Population-scale phenotypes of haploinsufficiency of genes typically inherited in a recessive fashion
Approved Research ID: 55226
Approval date: November 25th 2020
Aim. The aim of this project is to test whether genetic variants occurring in genes that we and others have linked to severe childhood disease can predispose adults to disease. Rationale. There are several examples of genes that are mutated in severe childhood diseases with recessive inheritance, where a common variant in that same gene predisposes to adult disease. Every infant inherits two copies of every autosomal gene, one from mum and one from dad.

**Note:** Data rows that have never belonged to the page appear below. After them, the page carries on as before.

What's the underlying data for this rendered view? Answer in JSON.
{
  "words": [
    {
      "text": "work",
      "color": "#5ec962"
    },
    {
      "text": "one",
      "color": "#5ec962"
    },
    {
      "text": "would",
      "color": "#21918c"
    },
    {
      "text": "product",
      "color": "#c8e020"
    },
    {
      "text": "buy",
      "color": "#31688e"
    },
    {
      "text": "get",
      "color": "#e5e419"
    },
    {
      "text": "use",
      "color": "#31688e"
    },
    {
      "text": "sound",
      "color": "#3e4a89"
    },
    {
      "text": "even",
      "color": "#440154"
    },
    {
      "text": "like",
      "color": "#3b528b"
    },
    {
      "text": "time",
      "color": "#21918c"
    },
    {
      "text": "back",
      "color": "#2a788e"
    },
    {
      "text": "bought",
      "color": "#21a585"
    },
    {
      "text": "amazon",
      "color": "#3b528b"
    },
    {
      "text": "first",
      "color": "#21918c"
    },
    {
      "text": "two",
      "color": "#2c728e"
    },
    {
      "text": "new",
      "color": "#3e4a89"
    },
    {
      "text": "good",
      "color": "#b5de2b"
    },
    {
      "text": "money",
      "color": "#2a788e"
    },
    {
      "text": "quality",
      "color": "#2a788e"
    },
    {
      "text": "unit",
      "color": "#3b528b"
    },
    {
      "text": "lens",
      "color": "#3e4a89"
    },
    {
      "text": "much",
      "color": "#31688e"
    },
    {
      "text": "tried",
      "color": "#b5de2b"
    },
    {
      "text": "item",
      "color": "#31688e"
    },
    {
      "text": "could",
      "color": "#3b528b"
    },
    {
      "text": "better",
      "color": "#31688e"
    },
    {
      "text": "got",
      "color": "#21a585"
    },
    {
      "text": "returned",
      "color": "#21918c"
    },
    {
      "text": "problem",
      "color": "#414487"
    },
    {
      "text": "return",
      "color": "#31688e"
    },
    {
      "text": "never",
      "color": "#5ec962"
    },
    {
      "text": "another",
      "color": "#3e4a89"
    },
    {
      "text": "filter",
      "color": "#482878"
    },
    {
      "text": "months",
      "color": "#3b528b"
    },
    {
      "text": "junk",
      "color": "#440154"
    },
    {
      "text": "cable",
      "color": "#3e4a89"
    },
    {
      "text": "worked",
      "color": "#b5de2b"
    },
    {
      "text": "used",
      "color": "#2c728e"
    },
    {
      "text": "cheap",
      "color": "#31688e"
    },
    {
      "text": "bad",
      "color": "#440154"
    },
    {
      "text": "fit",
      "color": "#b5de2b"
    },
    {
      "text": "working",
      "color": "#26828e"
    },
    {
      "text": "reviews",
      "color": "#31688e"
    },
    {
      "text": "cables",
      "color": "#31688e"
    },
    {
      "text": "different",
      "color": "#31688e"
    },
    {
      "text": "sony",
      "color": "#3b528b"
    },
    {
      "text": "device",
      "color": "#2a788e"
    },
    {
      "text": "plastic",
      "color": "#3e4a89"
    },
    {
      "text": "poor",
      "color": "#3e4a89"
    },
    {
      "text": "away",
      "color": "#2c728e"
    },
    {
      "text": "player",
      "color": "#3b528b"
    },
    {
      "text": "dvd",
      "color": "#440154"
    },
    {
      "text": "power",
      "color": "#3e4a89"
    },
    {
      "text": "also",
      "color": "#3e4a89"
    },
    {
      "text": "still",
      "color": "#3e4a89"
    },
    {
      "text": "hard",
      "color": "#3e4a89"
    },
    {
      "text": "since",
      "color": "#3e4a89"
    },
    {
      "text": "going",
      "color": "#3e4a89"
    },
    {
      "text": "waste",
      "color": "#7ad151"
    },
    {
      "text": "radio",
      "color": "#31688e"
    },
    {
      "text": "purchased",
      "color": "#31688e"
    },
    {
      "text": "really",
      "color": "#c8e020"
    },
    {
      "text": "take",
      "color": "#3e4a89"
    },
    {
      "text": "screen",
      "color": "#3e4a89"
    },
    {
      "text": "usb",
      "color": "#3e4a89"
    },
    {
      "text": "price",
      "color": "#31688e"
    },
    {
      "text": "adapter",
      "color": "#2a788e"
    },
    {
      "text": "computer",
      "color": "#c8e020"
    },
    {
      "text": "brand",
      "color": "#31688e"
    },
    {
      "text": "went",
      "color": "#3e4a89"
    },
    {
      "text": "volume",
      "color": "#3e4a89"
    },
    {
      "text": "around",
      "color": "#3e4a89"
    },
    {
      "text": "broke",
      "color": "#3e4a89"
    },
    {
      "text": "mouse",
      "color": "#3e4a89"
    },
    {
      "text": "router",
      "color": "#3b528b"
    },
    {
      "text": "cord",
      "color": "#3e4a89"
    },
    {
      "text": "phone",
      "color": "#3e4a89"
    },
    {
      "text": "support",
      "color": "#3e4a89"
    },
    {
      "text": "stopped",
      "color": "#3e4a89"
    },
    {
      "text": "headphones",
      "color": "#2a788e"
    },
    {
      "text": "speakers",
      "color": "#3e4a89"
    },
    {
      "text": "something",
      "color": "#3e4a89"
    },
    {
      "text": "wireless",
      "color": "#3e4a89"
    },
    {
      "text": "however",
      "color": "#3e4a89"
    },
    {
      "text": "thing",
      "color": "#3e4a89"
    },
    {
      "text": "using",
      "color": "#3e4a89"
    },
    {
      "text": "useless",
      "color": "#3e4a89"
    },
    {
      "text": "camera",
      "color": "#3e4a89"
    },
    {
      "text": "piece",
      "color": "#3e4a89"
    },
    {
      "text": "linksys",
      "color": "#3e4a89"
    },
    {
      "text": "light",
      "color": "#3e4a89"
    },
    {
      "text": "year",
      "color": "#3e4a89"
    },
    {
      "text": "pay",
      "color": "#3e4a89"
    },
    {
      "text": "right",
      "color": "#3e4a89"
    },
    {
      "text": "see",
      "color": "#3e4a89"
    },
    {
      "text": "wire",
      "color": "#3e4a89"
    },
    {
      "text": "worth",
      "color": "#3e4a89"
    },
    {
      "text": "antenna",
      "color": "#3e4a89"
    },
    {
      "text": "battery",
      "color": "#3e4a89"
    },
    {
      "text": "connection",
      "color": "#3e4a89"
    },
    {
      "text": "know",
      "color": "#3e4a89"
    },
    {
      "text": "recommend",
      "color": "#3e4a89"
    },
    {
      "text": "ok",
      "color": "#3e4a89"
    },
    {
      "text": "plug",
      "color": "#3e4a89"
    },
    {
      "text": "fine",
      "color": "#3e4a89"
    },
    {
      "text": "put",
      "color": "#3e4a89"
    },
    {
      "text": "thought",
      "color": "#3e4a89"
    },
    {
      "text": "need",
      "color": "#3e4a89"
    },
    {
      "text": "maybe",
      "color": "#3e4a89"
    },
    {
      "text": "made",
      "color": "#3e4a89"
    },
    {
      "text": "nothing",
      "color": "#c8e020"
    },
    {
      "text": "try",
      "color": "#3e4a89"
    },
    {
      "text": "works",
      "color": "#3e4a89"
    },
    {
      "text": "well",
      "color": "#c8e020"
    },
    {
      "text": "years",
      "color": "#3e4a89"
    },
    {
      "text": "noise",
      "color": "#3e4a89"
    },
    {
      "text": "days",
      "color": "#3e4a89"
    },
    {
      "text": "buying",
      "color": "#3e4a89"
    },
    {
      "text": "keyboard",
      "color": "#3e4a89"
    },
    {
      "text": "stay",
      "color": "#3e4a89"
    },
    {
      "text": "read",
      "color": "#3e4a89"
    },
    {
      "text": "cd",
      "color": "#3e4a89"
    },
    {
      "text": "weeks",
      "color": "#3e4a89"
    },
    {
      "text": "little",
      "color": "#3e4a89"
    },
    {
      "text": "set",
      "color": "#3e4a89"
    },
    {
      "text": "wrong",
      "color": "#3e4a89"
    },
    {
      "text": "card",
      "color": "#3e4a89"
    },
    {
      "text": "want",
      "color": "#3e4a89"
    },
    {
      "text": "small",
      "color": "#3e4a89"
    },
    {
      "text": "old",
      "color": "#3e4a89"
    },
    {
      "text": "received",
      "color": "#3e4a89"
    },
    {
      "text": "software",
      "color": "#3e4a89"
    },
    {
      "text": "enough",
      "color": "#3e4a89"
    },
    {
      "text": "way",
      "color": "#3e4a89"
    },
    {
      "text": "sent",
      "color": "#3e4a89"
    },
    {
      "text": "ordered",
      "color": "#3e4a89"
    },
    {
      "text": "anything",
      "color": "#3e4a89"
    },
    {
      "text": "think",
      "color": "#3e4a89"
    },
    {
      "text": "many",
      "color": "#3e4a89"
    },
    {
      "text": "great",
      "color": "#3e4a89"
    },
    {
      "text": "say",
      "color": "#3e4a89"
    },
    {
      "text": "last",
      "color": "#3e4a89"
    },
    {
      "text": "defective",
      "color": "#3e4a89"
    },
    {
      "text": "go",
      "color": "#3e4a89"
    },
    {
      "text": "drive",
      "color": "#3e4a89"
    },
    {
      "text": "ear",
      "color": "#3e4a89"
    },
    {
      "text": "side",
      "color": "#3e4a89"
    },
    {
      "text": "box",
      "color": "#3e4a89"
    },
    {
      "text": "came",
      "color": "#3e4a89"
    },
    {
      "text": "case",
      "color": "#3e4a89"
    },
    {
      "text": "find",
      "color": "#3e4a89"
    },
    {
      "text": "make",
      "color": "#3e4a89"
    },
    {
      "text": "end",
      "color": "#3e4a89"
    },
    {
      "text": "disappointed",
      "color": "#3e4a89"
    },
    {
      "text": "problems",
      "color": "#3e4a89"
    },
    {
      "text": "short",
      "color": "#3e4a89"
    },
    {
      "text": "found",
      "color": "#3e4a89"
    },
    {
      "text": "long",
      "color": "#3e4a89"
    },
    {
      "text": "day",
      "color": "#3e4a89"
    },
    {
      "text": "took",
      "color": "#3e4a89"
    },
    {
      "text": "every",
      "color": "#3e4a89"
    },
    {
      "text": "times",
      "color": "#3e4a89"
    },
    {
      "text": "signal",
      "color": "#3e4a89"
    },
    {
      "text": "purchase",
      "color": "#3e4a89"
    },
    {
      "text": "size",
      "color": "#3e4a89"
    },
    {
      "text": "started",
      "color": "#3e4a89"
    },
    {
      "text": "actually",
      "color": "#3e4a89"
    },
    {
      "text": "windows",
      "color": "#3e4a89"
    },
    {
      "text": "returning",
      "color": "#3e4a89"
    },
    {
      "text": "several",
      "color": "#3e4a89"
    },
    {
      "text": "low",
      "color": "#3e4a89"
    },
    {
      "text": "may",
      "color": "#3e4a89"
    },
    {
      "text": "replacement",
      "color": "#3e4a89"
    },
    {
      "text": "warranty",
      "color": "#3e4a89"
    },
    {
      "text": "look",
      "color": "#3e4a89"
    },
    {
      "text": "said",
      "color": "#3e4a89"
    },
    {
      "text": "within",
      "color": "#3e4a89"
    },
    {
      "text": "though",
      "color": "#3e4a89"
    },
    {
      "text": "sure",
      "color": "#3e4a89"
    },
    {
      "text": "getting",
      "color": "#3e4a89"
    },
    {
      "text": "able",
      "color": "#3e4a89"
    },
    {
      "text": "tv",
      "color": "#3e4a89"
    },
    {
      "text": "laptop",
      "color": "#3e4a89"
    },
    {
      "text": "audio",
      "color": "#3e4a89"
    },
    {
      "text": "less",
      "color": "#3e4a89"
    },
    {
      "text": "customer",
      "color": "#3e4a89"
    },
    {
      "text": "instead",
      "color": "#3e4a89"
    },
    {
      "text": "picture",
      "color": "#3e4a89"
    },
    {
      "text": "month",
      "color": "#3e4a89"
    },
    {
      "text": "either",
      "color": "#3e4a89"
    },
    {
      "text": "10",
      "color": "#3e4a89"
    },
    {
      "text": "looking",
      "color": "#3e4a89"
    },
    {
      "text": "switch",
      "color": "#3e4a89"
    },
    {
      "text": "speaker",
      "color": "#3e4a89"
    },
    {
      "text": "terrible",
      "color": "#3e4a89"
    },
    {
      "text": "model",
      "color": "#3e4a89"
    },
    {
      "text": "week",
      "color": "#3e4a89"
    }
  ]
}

Many genetic diseases occur when an infant inherits broken copies of a gene from both parents. For these recessive disorders, mum and dad usually do not display disease from one broken copy of the gene. In many cases, having one copy of a broken gene can lead to new traits, like having resistance to malaria or HIV. However, the effect of being a carrier for one broken gene can manifest in more subtle and nuanced ways. A carrier might behave differently or process nutrients differently than noncarriers. Studying the relationships between phenotypes of carriers and noncarriers can lead to new clinical tests to identify risk individuals and drug targets for therapy. Most importantly, by exploring the differences between carriers of these broken genes and noncarriers will be a great leap forward in solving the mystery of how changes to genes lead to changes of physical traits.